Tuesday, December 01, 2009

Unexpected relationship between hard-drive life and temperature


Today, I was reading Failure Trends in a Large Disk Drive Population [PDF], a February 2007 paper by Eduardo Pinheiro, Wolf-Dietrich Weber, and Luiz André Barroso of Google, containing lots of great data on hard-drive failures and the difficulty of predicting same. The above graph depicts one of the more interesting findings, which is that the effect of operating temperature on disk reliability appears to vary with disk age, such that younger drives tend to be more susceptible to low-temperature failures, whereas older drives tend to be more susceptible to failure at elevated temperatures. Results are grouped by age of disk at failure, then broken out into subgroups (histogram bars) based on their operating temperature. So for example, among disks that failed at 3 years of age, the Annualized Failure Rate (AFR) was about 15% for those disks that had had operating temps of 45 deg. C or more, versus a fail rate of 5% for those that had seen temps of less than 30 deg. C.

Many people have assumed that high temps are bad for disks.

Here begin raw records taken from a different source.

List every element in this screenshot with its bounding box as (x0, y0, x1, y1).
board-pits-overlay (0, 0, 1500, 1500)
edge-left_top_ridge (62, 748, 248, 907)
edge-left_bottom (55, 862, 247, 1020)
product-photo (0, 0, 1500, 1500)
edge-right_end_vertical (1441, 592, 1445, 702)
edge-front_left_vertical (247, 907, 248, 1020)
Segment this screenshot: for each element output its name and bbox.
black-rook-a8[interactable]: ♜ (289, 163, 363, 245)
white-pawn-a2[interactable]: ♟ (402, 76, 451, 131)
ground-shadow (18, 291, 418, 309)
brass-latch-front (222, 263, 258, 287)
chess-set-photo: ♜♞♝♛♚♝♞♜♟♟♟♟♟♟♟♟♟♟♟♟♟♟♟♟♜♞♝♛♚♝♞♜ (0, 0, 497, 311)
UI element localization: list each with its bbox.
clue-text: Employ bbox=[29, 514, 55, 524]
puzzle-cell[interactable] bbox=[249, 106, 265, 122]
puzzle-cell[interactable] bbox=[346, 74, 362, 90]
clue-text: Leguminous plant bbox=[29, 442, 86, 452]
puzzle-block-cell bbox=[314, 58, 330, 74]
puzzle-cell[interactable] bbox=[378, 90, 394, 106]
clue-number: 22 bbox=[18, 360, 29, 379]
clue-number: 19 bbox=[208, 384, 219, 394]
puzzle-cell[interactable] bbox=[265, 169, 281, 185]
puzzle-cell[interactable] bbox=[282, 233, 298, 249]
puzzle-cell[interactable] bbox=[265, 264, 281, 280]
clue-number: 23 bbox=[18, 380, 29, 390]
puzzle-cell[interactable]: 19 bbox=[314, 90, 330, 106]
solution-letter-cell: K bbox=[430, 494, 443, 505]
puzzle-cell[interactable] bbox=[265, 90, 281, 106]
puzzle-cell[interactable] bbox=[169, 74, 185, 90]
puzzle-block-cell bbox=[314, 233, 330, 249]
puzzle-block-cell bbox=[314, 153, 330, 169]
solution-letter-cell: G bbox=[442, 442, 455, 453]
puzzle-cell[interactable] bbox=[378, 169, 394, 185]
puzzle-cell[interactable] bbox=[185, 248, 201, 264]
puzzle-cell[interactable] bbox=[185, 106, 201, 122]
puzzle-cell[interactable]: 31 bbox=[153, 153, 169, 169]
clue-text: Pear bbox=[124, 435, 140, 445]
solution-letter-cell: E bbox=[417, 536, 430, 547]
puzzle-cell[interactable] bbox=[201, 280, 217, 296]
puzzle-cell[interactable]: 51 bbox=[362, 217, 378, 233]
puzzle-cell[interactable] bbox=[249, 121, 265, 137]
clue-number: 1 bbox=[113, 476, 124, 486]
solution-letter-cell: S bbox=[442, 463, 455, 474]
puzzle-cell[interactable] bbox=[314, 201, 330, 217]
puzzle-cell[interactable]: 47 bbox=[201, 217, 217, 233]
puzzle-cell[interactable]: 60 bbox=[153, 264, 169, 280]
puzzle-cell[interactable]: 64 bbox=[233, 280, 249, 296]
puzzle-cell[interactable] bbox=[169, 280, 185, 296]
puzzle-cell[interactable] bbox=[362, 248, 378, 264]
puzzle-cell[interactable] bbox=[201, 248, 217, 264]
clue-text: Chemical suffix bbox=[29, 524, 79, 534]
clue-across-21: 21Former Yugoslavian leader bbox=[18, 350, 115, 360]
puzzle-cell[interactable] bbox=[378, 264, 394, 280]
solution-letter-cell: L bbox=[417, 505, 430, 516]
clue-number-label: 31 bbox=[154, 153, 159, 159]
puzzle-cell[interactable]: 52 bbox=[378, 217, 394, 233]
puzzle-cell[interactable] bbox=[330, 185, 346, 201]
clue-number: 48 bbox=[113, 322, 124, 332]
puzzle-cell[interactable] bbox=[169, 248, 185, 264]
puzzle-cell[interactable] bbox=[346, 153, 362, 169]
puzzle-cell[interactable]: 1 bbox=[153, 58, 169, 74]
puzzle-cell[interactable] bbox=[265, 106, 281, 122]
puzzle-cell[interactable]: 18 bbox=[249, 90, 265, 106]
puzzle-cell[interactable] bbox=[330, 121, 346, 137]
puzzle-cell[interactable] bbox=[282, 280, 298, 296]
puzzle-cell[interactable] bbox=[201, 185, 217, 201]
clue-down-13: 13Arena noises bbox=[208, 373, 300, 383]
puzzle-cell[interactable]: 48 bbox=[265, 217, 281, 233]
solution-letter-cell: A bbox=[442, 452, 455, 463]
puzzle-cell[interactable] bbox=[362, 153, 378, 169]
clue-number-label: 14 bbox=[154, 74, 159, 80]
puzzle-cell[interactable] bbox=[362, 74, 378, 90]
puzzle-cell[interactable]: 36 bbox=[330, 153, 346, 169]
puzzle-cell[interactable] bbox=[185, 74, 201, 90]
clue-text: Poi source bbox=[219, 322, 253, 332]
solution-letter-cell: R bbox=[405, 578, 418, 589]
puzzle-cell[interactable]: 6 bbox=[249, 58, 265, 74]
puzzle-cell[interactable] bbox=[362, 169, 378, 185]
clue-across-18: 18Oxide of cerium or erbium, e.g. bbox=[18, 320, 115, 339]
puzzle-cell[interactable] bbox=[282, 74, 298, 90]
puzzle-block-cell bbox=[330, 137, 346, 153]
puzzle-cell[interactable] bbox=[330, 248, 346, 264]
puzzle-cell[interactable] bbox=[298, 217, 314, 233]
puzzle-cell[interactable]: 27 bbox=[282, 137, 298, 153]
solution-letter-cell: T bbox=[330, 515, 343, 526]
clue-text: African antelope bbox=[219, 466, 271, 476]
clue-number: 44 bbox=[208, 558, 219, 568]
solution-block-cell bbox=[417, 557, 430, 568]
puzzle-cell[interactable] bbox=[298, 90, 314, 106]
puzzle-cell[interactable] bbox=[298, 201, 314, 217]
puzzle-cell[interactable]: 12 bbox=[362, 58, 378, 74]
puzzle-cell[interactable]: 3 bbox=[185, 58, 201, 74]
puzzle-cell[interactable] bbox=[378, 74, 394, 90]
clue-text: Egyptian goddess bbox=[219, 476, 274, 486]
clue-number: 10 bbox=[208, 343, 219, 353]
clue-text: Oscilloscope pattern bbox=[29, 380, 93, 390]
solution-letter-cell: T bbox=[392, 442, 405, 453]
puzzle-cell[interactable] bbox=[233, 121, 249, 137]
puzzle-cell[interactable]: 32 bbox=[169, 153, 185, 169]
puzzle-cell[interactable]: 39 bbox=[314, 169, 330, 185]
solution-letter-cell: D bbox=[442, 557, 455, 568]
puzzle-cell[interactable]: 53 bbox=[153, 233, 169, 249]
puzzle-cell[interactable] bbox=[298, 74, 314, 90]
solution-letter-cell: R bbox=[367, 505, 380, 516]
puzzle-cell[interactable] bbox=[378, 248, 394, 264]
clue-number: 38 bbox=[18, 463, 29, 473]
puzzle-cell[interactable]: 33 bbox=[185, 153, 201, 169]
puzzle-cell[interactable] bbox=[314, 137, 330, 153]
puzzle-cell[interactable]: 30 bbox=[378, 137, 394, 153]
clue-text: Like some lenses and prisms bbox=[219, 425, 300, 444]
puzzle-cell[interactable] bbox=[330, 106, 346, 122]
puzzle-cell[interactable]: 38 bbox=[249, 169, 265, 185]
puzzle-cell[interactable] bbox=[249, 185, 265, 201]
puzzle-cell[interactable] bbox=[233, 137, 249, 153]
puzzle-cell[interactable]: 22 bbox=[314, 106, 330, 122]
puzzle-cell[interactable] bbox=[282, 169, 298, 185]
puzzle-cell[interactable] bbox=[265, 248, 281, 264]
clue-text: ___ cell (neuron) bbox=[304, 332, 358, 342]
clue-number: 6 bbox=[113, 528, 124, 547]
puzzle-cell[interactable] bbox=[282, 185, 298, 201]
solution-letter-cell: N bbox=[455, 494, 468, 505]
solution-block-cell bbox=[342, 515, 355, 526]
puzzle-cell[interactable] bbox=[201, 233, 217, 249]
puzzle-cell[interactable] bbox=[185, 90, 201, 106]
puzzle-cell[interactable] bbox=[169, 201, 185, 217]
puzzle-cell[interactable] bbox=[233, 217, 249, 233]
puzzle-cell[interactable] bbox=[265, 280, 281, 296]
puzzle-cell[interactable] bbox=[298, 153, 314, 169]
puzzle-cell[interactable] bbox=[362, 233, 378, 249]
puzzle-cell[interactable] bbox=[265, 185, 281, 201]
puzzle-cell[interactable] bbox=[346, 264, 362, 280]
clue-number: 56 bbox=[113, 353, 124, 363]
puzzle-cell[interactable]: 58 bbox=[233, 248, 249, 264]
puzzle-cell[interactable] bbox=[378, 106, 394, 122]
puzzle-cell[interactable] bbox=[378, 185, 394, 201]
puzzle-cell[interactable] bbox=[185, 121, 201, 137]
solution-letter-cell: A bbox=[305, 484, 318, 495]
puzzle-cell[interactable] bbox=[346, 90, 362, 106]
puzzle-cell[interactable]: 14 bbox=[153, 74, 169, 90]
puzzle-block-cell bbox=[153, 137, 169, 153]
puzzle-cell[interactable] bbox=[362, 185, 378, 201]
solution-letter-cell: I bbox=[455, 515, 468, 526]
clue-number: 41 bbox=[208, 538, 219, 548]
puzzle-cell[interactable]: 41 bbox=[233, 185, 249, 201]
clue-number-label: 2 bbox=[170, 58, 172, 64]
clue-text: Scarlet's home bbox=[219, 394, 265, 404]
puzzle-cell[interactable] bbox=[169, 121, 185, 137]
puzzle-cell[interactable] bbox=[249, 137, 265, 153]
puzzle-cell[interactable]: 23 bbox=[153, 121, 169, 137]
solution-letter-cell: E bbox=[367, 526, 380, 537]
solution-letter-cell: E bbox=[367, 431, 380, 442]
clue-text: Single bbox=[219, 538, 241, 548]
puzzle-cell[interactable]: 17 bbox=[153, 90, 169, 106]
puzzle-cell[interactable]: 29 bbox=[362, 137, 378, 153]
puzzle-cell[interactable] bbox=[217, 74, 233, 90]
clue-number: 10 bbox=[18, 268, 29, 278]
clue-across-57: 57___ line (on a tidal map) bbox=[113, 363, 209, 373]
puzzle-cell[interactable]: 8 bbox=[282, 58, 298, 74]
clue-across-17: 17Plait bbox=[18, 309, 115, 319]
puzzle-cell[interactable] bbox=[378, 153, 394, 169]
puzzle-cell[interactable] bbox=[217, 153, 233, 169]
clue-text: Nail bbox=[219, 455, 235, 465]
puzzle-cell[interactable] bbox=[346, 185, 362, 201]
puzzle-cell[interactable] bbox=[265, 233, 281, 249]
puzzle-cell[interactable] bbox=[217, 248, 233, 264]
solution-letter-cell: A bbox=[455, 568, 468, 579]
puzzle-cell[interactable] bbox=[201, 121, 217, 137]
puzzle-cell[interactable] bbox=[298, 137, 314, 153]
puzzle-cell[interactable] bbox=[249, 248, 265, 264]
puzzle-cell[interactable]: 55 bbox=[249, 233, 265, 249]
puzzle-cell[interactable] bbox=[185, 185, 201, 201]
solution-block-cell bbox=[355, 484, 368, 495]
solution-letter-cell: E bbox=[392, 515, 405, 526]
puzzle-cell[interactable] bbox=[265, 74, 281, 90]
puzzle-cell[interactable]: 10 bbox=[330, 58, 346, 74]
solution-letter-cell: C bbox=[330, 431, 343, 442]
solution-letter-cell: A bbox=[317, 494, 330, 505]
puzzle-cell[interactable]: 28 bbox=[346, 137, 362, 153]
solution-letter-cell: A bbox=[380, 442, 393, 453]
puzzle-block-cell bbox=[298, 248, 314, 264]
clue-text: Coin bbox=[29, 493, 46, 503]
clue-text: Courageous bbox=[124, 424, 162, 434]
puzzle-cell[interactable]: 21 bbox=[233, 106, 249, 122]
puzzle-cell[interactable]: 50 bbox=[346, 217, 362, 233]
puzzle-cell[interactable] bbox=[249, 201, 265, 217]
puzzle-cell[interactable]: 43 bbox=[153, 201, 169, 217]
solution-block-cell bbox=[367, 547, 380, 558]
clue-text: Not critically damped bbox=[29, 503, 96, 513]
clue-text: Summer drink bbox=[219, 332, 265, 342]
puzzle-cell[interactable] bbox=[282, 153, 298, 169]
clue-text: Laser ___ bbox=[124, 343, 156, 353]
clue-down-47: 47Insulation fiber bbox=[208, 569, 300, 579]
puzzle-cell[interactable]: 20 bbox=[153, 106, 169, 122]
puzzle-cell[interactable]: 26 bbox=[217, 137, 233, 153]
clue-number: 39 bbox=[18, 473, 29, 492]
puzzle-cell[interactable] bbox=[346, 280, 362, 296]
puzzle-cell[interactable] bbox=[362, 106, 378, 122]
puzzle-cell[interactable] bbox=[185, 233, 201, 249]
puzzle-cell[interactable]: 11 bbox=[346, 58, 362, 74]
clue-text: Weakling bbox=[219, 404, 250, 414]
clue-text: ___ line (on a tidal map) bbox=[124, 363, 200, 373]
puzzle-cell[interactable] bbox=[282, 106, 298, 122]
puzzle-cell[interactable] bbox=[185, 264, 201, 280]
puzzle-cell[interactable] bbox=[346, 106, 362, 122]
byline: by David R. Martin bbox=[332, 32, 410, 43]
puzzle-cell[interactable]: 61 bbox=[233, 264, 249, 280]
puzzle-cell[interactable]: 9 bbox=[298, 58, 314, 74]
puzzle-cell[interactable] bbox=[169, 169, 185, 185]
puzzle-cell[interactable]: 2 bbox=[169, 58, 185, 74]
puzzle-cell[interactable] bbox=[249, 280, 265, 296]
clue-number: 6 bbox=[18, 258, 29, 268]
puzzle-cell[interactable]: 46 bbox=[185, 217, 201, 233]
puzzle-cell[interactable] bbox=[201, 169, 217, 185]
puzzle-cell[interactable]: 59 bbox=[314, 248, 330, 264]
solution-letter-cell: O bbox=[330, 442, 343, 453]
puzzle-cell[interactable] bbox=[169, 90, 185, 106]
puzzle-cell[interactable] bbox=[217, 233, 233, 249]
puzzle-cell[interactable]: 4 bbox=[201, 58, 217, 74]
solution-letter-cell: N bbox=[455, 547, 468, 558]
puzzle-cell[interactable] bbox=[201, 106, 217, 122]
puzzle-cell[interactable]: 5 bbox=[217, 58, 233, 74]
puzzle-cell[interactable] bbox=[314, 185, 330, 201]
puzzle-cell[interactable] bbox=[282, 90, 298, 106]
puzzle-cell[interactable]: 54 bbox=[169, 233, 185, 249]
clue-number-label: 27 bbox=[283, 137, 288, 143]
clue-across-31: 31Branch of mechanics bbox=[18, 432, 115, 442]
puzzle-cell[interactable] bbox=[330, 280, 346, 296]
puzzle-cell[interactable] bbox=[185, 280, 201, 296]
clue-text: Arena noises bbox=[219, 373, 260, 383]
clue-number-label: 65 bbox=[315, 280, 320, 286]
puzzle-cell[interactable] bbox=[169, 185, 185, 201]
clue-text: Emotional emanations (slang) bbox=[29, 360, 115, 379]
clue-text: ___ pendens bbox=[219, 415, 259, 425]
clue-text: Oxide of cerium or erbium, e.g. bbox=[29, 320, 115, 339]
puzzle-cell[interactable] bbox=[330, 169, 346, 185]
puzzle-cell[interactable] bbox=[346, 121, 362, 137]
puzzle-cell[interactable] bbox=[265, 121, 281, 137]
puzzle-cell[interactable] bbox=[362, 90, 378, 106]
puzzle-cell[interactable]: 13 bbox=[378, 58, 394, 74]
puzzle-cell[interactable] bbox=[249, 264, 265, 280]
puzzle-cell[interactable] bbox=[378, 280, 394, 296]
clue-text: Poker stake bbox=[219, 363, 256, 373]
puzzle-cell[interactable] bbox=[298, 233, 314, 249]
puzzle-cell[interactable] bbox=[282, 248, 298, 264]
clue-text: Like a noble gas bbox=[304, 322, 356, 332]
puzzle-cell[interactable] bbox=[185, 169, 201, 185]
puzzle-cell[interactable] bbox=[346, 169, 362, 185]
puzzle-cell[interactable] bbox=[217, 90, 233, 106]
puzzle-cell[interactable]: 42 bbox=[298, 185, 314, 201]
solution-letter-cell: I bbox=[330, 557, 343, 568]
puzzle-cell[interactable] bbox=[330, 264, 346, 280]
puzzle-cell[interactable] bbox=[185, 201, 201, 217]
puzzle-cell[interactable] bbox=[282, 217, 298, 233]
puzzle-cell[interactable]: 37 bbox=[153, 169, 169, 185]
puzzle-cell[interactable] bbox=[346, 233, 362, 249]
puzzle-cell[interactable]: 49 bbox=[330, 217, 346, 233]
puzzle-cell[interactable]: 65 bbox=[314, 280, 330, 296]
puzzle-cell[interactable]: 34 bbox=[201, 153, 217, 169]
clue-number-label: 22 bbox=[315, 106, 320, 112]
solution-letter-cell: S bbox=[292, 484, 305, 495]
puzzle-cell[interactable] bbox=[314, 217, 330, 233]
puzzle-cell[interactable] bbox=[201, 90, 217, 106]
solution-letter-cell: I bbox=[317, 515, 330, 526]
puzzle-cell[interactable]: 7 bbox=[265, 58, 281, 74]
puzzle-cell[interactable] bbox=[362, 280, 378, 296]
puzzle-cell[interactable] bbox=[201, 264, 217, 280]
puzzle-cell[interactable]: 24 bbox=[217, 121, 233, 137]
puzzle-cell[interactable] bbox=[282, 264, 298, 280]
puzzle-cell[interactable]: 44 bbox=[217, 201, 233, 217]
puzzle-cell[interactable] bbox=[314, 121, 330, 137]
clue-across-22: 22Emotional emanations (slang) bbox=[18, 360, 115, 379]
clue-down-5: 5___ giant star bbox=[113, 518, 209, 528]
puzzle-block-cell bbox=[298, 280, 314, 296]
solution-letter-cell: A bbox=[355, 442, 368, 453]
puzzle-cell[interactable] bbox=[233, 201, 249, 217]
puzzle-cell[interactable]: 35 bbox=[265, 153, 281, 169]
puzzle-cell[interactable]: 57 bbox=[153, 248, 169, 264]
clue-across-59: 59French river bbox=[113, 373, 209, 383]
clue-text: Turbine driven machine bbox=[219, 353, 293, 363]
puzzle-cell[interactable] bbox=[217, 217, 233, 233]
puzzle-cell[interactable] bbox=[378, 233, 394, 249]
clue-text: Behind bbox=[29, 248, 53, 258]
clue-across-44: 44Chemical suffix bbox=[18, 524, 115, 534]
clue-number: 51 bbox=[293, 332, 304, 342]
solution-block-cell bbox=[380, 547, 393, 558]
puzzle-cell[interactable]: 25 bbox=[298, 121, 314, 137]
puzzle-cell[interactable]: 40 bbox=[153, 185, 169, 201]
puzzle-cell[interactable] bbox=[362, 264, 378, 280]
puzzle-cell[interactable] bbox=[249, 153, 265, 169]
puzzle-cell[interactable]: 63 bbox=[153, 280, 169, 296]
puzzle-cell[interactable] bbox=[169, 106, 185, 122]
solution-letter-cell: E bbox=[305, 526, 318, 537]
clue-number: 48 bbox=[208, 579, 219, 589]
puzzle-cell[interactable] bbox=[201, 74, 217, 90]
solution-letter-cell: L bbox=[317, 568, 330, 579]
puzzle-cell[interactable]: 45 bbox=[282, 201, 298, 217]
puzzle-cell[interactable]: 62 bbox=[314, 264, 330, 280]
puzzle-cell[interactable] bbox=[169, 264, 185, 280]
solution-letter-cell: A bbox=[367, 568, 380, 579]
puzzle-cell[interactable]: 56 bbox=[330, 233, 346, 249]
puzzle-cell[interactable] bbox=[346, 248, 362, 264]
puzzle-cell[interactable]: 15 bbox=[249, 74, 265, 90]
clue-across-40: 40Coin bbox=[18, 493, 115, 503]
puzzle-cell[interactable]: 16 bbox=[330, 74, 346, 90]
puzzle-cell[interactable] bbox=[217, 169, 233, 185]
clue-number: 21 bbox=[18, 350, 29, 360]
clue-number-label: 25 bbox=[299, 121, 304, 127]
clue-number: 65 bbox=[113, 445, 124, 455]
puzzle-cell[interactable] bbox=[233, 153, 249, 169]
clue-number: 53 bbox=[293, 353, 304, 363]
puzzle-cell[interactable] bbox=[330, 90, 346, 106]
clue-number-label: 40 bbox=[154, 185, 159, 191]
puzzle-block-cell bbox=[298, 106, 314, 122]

And indeed maybe they are bad for 3-year-old disks, but disks that fail at younger ages tend to be much more traumatized by cold than by heat. Pinheiro et al. give additional data for this, and it's pretty convincing. For example, if you have a look at Fig. 4 of the paper, you'll see a bathtub curve, showing that extremes of temperature are deleterious to disk life expectancy. Ironically, the bathtub curve reaches its lowest point at around 38 deg. C -- very close to human body temperature.